During times of the year when the latency is not critical, a couple of nodes are temporarily removed from Ingest Cluster 3 to save resources. When ingest throughput is minimal, Ingest Cluster 2 and Ingest Cluster 3 are even shut down and all write requests are directed to Ingest Node 1 for ingesting.
As with their query workloads, the Reporting, Marketing, and Sales teams are very happy with the elastic scaling setup for their ingest workloads. However, they notice that even though ingest throughput scales up and down easily by adding and removing ingest clusters, when Ingest Cluster 3 has reached its scale factor of four, adding more ingest nodes to its cluster doesn’t improve performance. Thus we can say that its ingest throughput scaling is fully elastic, but its ingest performance scaling is only elastic to the scale factor of four.
Preparing for future elasticity
As demonstrated in the examples, the query and ingest throughput scaling of the setups in Figure 6 and Figure 10 are fully elastic, but their performance scaling is only elastic to the scale factor of four. To support a higher performance scaling factor, the data should be split into smaller shards, e.g., one shard per state. However, when we go with a smaller scale factor, many shards must be mapped to one query node in the query cluster. Similarly, one ingest node must handle the data of many shards.

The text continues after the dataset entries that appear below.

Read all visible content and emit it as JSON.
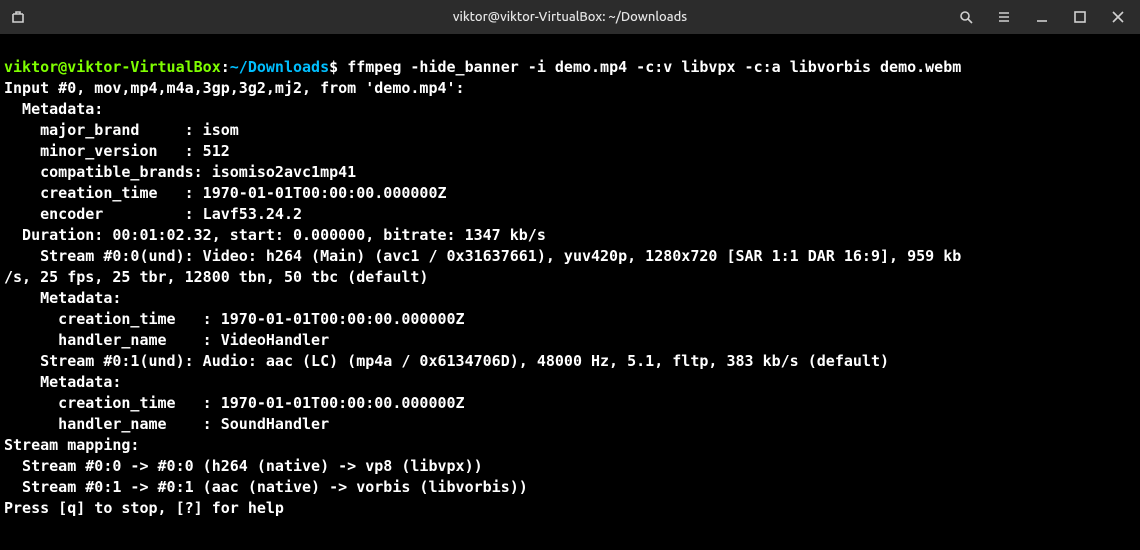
{
  "window": {
    "title": "viktor@viktor-VirtualBox: ~/Downloads"
  },
  "prompt": {
    "user_host": "viktor@viktor-VirtualBox",
    "colon": ":",
    "path": "~/Downloads",
    "symbol": "$ "
  },
  "command": "ffmpeg -hide_banner -i demo.mp4 -c:v libvpx -c:a libvorbis demo.webm",
  "output_lines": [
    "Input #0, mov,mp4,m4a,3gp,3g2,mj2, from 'demo.mp4':",
    "  Metadata:",
    "    major_brand     : isom",
    "    minor_version   : 512",
    "    compatible_brands: isomiso2avc1mp41",
    "    creation_time   : 1970-01-01T00:00:00.000000Z",
    "    encoder         : Lavf53.24.2",
    "  Duration: 00:01:02.32, start: 0.000000, bitrate: 1347 kb/s",
    "    Stream #0:0(und): Video: h264 (Main) (avc1 / 0x31637661), yuv420p, 1280x720 [SAR 1:1 DAR 16:9], 959 kb",
    "/s, 25 fps, 25 tbr, 12800 tbn, 50 tbc (default)",
    "    Metadata:",
    "      creation_time   : 1970-01-01T00:00:00.000000Z",
    "      handler_name    : VideoHandler",
    "    Stream #0:1(und): Audio: aac (LC) (mp4a / 0x6134706D), 48000 Hz, 5.1, fltp, 383 kb/s (default)",
    "    Metadata:",
    "      creation_time   : 1970-01-01T00:00:00.000000Z",
    "      handler_name    : SoundHandler",
    "Stream mapping:",
    "  Stream #0:0 -> #0:0 (h264 (native) -> vp8 (libvpx))",
    "  Stream #0:1 -> #0:1 (aac (native) -> vorbis (libvorbis))",
    "Press [q] to stop, [?] for help"
  ]
}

A limitation of performance scaling is that increasing the scale factor (i.e., splitting data into smaller shards) does not mean the system will scale as expected due to the overhead or limitations of each use case—as we saw in Nancy’s fast food restaurant, where the max performance scaling factor was two employees per order.
The elastic throughput and performance scalings described in this post are just examples to help us understand their role in a database system. The real designs to support them are a lot more complicated and need to consider more factors.